I’m sure St. Luke brought all his mastery of Hebrew and Greek to bear on finding the best possible Greek word, kecharitomeni, for the angel’s Hebrew word. And the angel Gabriel probably spoke to Mary as he did to Daniel, whom he called hamudoth and isch hamudoth, vir desideriorum, which is to say, “dear Daniel.” That’s the way the angel Gabriel talks, as we see in the Book of Daniel. Now if I wanted to translate this like the jackasses insist, literally, I’d have to say “Daniel, you man of desires.” Doesn’t that sound great! Of course, “man of desires” is perfectly recognizable English. The only problem is that it means something rather different from what the angel Gabriel meant, like “O Daniel, who lustest after women” or “Hey, horny Daniel.” Pretty wonderful translation, huh? If I let the letters go on their merry way and try to determine what the Hebrew speaker meant by isch hamudoth, I find that the true meaning is something like “Dan my man,” “sweet Mary,” “June honey,” “you great big gorgeous hunk of a man,” and the like. (1997, 87–88)

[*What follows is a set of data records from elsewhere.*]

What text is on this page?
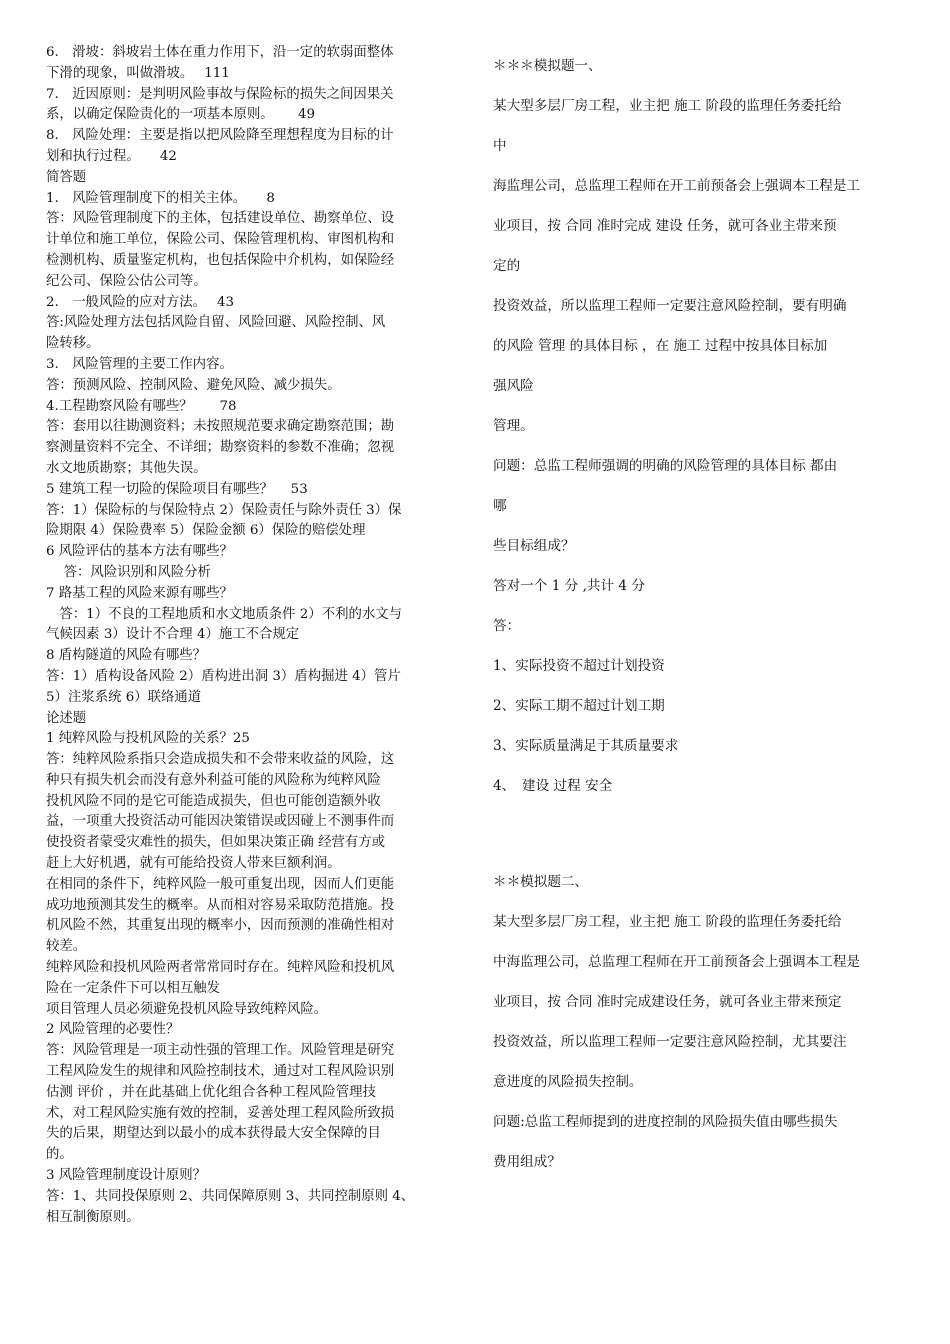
6.　滑坡：斜坡岩土体在重力作用下，沿一定的软弱面整体

下滑的现象，叫做滑坡。　 111

7.　近因原则：是判明风险事故与保险标的损失之间因果关

系，以确定保险责化的一项基本原则。　　 49

8.　风险处理：主要是指以把风险降至理想程度为目标的计

划和执行过程。　　42

简答题

1.　风险管理制度下的相关主体。　　8

答：风险管理制度下的主体，包括建设单位、勘察单位、设

计单位和施工单位，保险公司、保险管理机构、审图机构和

检测机构、质量鉴定机构，也包括保险中介机构，如保险经

纪公司、保险公估公司等。

2.　一般风险的应对方法。　 43

答:风险处理方法包括风险自留、风险回避、风险控制、风

险转移。

3.　风险管理的主要工作内容。

答：预测风险、控制风险、避免风险、减少损失。

4.工程勘察风险有哪些？　　78

答：套用以往勘测资料；未按照规范要求确定勘察范围；勘

察测量资料不完全、不详细；勘察资料的参数不准确；忽视

水文地质勘察；其他失误。

5 建筑工程一切险的保险项目有哪些？　 53

答：1）保险标的与保险特点 2）保险责任与除外责任 3）保

险期限 4）保险费率 5）保险金额 6）保险的赔偿处理

6 风险评估的基本方法有哪些？

　 答：风险识别和风险分析

7 路基工程的风险来源有哪些？

　答：1）不良的工程地质和水文地质条件 2）不利的水文与

气候因素 3）设计不合理 4）施工不合规定

8 盾构隧道的风险有哪些？

答：1）盾构设备风险 2）盾构进出洞 3）盾构掘进 4）管片

5）注浆系统 6）联络通道

论述题

1 纯粹风险与投机风险的关系？25

答：纯粹风险系指只会造成损失和不会带来收益的风险，这

种只有损失机会而没有意外利益可能的风险称为纯粹风险

投机风险不同的是它可能造成损失，但也可能创造额外收

益，一项重大投资活动可能因决策错误或因碰上不测事件而

使投资者蒙受灾难性的损失，但如果决策正确 经营有方或

赶上大好机遇，就有可能给投资人带来巨额利润。

在相同的条件下，纯粹风险一般可重复出现，因而人们更能

成功地预测其发生的概率。从而相对容易采取防范措施。投

机风险不然，其重复出现的概率小，因而预测的准确性相对

较差。

纯粹风险和投机风险两者常常同时存在。纯粹风险和投机风

险在一定条件下可以相互触发

项目管理人员必须避免投机风险导致纯粹风险。

2 风险管理的必要性？

答：风险管理是一项主动性强的管理工作。风险管理是研究

工程风险发生的规律和风险控制技术，通过对工程风险识别

估测 评价 ，并在此基础上优化组合各种工程风险管理技

术，对工程风险实施有效的控制，妥善处理工程风险所致损

失的后果，期望达到以最小的成本获得最大安全保障的目

的。

3 风险管理制度设计原则？

答：1、共同投保原则 2、共同保障原则 3、共同控制原则 4、

相互制衡原则。

＊＊＊模拟题一、

某大型多层厂房工程，业主把 施工 阶段的监理任务委托给

中

海监理公司，总监理工程师在开工前预备会上强调本工程是工

业项目，按 合同 准时完成 建设 任务，就可各业主带来预

定的

投资效益，所以监理工程师一定要注意风险控制，要有明确

的风险 管理 的具体目标 ，在 施工 过程中按具体目标加

强风险

管理。

问题：总监工程师强调的明确的风险管理的具体目标 都由

哪

些目标组成？

答对一个 1 分 ,共计 4 分

答：

1、实际投资不超过计划投资

2、实际工期不超过计划工期

3、实际质量满足于其质量要求

4、　建设 过程 安全

＊＊模拟题二、

某大型多层厂房工程，业主把 施工 阶段的监理任务委托给

中海监理公司，总监理工程师在开工前预备会上强调本工程是

业项目，按 合同 准时完成建设任务，就可各业主带来预定

投资效益，所以监理工程师一定要注意风险控制，尤其要注

意进度的风险损失控制。

问题:总监工程师提到的进度控制的风险损失值由哪些损失

费用组成？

Here it is almost impossible to imagine Luther having written “Hey, horny Daniel” or “Dan my man” or “you great big gorgeous hunk of a man”— let alone having referred to a phrase as being “perfectly recognizable English”—and that cognitive dissonance has precisely the alienating and unsettling effect Berman and others mistakenly claim foreignizing translations have. Personally, I’d rather have opaque literalism than either timid domestication or timid foreignization, and in their insistence on a little foreignism the neoliteralists are finally very timid, unwilling to go for broke, too cautious to hurl their translations in the faces of editors (who might decide not to publish) or readers (who may decide not to buy the book). Radical literalism, not just word for word but morpheme for morpheme, affix for affix, creates an almost unreadable text that a highly trained bilingual reader reads like Finnegans Wake—unquestionably a specialized taste, but one that, because it is unreadable to the uninitiated, is ineffective in the authoritarian project of stupefaction to which the neoliteralists unwittingly, or at least without admitting it, lend their support. Disturbing domestication of all sorts, from archaized and modernized to overtly propagandistic renditions, can be read, enjoyed, and raged at by everybody; as such it still remains the most effective way to unsettle the complacent reader.